Wrappers, however, constrain this potential. By hardcoding prompts and rigid workflows, they replicate the old software paradigm: standardized, one-size-fits-all processes. This strips AI of its adaptive advantage and locks organizations into static logic that quickly becomes obsolete.
In effect, wrappers force AI to behave like traditional software — limiting dynamism, reducing differentiation, and preventing enterprises from realizing AI’s true compounding power.
Evidences
- The AI Agents Reality Check (Cre4T3Tiv3) is a rigorous benchmark designed to quantify the difference between true autonomous agents and simpler “wrapper” or prompt-chained systems. In the standard 5-iteration evaluation, Real Agents achieved ~ 93% success vs ~ 20-26% for Wrappers, with much higher context retention and lower cost per successful task. Under stress tests (tool failures, unstable networks), Wrappers’ performance collapsed (~ 20-25%), while Real Agents held up at ~ 75%.
- Industry is moving towards “Agentic RAG” and “dynamic Agents” that can dynamically plan, reflect, adjust retrieval strategies etc. This adaptability improves how well they handle varied input or changing requirements.
Final Thoughts,
The short-lived utility of AI wrapper companies highlights a deeper truth: the real value in enterprise AI doesn’t come from thin layers of prompts and integrations, but from durable ownership of intelligence itself. Model providers are already absorbing wrappers’ advantages, shifting toward adaptive agents, embedding tool use, and capturing the economic upside of outcomes rather than tokens. At the same time, enterprises are recognizing the existential risks of outsourcing their workflows and data to external APIs, and are beginning to build or fine-tune models in-house to protect their competitive edge.

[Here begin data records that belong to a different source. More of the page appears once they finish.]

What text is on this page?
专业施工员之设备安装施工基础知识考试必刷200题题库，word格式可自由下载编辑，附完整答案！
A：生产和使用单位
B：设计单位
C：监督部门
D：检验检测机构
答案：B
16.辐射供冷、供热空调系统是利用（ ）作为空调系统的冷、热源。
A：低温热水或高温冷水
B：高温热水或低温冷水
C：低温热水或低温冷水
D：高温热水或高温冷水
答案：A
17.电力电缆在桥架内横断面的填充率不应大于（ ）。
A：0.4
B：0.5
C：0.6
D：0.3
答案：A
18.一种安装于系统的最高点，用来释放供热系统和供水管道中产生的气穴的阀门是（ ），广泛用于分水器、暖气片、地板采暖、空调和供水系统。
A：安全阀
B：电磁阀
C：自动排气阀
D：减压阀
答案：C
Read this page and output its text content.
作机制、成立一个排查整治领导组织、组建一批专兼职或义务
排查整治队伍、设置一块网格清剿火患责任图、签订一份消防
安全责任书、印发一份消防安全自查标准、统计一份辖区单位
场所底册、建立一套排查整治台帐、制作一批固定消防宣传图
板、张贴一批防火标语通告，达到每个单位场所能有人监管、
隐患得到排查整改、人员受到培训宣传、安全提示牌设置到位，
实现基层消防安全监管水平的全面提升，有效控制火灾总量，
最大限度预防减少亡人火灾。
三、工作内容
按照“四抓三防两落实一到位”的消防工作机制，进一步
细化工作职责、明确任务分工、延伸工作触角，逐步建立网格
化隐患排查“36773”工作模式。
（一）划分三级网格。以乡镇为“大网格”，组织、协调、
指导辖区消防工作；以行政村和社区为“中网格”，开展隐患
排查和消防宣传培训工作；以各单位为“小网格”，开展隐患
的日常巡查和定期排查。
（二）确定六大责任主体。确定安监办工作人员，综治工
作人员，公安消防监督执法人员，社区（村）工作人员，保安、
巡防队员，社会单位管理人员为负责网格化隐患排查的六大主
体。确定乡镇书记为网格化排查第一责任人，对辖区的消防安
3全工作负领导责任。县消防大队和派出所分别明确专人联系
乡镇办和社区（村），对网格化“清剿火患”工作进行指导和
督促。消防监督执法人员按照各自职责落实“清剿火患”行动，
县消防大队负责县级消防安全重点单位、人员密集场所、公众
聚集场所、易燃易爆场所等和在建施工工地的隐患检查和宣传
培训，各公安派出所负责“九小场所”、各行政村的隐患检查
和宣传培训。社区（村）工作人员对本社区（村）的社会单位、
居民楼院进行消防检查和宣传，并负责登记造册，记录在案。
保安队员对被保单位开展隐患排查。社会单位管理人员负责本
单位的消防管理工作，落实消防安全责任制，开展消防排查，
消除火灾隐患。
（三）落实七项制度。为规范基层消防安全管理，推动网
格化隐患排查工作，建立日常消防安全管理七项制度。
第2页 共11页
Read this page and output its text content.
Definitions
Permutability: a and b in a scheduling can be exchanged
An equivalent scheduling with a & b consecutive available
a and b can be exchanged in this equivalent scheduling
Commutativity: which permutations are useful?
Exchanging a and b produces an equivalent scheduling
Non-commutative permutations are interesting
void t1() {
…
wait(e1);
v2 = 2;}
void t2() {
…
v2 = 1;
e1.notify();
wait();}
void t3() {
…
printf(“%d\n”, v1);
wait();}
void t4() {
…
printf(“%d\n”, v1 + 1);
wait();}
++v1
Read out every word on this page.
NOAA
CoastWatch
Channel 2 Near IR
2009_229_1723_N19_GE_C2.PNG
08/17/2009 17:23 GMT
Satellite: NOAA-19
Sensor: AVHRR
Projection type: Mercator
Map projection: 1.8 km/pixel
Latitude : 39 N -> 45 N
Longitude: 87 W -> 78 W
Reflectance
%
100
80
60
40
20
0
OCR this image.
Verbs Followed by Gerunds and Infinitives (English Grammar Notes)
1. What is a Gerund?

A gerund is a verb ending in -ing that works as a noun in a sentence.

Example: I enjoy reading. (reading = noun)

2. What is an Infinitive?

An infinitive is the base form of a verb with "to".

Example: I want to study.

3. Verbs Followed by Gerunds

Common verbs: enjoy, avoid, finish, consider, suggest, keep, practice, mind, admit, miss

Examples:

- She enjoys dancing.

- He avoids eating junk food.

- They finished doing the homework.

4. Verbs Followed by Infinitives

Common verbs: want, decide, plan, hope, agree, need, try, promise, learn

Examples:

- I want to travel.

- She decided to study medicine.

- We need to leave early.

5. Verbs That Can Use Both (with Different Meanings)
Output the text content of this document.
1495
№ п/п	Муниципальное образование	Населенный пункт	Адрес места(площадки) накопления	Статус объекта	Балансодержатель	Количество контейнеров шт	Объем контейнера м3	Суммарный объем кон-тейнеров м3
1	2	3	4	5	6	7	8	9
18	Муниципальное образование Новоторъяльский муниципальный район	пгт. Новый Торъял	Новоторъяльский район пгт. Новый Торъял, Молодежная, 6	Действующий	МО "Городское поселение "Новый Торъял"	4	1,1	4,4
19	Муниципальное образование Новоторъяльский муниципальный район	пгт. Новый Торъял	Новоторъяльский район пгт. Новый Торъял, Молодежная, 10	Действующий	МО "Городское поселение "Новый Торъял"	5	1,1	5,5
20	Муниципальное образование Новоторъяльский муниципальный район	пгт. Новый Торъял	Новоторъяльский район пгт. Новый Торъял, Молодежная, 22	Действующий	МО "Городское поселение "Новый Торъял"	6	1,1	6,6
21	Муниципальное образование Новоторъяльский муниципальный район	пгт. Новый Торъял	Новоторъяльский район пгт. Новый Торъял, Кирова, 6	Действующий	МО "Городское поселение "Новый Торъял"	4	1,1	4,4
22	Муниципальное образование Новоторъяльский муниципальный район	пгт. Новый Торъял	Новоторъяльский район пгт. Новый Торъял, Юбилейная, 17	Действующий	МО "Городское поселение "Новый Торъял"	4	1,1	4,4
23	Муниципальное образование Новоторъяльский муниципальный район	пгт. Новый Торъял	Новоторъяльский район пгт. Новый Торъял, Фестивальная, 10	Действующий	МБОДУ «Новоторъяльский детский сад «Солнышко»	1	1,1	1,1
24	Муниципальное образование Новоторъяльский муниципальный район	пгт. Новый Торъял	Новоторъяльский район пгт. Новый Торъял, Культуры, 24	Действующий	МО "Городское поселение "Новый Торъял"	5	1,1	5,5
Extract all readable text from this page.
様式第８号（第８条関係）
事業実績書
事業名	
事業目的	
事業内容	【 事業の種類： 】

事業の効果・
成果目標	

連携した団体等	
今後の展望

Wrappers, by design, freeze AI’s potential into static workflows—robbing it of its adaptive power and leaving businesses exposed to commoditization. The companies that win in the next wave of AI won’t be those building wrappers around someone else’s intelligence, but those who take control of their own models, data, and infrastructure. In other words, the future of enterprise AI will belong to those who treat AI not as an outsourced API, but as a sovereign capability.